I think they did right. Security felt relaxed throughout the night. I didn’t really get patted down; a tired-looking woman whisked her hands on my sides while avoiding eye contact. So much for the sticks of Stride I hid in my crotch (wasn’t sure if they’d be confiscating gum and I really wanted to have it, don’t judge me)…  I heard about 30 people bum-rushed the event fences, so for awhile they checked tickets in and out of the smoking patio.  Later, I helpfully asked a zoned-out yellow-shirter if he’d be checking my ticket. He laughed, said “yah” before ushering me through the door without even a glance. Ok, saucer-eyes, I guess not.

Or, maybe, you know, security didn't spend a lot of time patting me down because I didn't wear very much clothing.

Or, maybe, you know, security didn’t spend a lot of time patting me down because I didn’t wear very much clothing. Picture stolen from Mel Marcelo, who photographs like 90% of the event pictures in this town.

Later I jumped up on my lesbro’s shoulders for a better view of the stage because I felt like being TALL. I made eye-contact with one of the guards. ‘Want me to get down?’ I mouthed. He shrugged and let me stay. Kids sat all over the floor, enjoying light shows and massage trains. At Beyond Wonderland last year they did not allow anything like this. It felt like being in a kindergarten where you’re allowed to eat the crayons. I got down from my perch and said, “I’m looking for people to adopt as my rave children.”

I enjoyed the relative emptiness of the venue. We saw the same faces, had space to burst around the halls, could find friends again we made an hour ago.  A skinny, solo guy shook and jittered next to me. His eyes pointed in different directions. Overcome with empathy, I asked if he needed a hug, and squeezed him like I could make his pupils point forward again.  Later I spotted him looking much happier, and much less cock-eyed.

Another picture by Mel Marcado. I wasn't too sure about my decision to wear braids until a girl ran up to me, touched them, and told me I looked "so cute, like an anime character."

Another picture by Mel Marcelo. I wasn’t too sure about my decision to wear braids until a girl ran up to me, touched them, and told me I looked “so cute, like an anime character.”

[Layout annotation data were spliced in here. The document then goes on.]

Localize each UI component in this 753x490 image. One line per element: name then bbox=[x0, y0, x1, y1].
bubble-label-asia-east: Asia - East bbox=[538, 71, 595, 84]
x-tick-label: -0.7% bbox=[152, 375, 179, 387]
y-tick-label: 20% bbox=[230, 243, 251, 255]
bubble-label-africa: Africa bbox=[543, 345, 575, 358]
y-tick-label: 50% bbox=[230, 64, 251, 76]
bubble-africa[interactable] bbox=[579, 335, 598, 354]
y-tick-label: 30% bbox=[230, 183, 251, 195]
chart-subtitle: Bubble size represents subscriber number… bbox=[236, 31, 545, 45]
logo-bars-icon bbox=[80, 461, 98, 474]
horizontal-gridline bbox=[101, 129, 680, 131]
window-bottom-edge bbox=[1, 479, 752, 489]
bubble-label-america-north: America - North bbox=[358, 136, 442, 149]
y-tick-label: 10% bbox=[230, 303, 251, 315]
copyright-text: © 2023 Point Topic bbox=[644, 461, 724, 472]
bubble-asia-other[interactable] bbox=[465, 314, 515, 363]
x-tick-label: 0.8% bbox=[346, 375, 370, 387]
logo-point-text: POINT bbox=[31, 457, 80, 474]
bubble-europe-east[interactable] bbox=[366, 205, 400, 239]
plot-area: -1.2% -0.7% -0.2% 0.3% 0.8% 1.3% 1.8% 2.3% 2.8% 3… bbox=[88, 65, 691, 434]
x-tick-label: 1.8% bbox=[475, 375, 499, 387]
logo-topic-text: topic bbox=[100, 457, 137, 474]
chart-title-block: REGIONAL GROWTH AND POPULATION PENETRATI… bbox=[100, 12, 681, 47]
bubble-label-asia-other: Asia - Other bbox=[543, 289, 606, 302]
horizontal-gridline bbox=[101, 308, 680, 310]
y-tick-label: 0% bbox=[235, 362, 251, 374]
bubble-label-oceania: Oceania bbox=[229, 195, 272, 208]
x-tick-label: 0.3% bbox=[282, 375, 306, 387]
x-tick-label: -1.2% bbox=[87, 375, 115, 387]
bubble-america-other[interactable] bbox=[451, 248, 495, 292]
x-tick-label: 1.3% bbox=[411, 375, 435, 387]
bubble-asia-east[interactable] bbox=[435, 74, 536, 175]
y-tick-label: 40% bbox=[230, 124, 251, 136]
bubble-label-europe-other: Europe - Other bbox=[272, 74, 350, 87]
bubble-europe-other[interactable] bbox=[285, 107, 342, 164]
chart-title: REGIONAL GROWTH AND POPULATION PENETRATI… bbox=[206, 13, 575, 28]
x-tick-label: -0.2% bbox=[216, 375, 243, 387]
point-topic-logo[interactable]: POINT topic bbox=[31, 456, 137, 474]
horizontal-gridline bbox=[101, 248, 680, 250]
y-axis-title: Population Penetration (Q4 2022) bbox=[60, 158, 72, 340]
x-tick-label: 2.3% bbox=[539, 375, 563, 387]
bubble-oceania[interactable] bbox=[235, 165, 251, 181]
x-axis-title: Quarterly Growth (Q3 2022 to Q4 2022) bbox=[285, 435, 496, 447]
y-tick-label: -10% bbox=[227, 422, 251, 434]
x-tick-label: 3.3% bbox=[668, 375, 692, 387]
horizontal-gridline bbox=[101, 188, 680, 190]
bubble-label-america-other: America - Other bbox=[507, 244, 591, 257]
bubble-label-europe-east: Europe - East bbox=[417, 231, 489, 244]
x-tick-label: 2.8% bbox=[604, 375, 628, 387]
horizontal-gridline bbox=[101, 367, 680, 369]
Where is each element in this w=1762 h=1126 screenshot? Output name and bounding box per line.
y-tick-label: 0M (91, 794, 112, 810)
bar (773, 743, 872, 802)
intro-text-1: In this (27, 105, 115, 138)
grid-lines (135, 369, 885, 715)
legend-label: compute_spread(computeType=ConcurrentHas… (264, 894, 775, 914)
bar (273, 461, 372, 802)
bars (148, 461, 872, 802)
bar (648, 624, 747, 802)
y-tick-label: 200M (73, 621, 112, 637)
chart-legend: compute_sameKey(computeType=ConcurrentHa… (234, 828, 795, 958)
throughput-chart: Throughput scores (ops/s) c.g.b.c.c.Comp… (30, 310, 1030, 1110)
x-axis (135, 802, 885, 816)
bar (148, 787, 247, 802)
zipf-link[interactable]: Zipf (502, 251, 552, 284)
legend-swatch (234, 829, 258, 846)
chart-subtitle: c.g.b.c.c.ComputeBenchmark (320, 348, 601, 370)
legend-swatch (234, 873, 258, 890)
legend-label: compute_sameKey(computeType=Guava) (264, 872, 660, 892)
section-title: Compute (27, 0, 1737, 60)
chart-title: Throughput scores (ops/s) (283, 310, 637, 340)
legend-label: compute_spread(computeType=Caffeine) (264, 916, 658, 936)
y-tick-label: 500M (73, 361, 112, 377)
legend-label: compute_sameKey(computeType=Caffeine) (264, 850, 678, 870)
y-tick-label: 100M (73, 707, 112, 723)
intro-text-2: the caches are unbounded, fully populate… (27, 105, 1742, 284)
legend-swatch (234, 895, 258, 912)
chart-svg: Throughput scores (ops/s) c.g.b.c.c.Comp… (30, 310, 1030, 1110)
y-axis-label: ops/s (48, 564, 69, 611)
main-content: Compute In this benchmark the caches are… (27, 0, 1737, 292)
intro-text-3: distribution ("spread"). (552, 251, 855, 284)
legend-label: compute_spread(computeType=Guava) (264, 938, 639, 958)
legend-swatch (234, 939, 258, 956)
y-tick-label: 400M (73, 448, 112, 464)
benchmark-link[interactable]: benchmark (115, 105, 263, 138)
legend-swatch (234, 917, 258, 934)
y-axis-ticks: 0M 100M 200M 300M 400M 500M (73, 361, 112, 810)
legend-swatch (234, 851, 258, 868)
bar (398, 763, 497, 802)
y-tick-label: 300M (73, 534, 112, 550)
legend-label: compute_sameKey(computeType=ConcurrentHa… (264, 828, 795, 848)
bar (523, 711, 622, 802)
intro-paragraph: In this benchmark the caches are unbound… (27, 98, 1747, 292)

I had a major moment of skeptism when they unleashed the confetti. I hadn’t even made it down to the floor yet; I sat in the darkened stands at the far end. A cloud blasted into the paint smothered bodies below us. “Great,” Katelyn said, “Let’s make paper mache. Wow.” She insisted that it was paper, but the pieces fluttered like wings and shimmered like mylar. They floated upward (turns out it was the rising heat) and really did look like live butterflies. I imagined insect antennae and legs sticking to wet skin and grimaced. Yet the whole night all I saw was a single square of tissue paper stuck to Mel Marcelo’s clavicle — the only evidence that the thick sparkling swarm had ever existed.

_____________________________

Visit this article for photos of a similar confetti cloud effect @ a paint party in Dallas last year – it’s a good read too.

*Ok, rough estimate. I had a difficult time tracking down actual numbers. Google Fu is weak today. I blame hangover. When do I ever not blame stuff on my hangovers?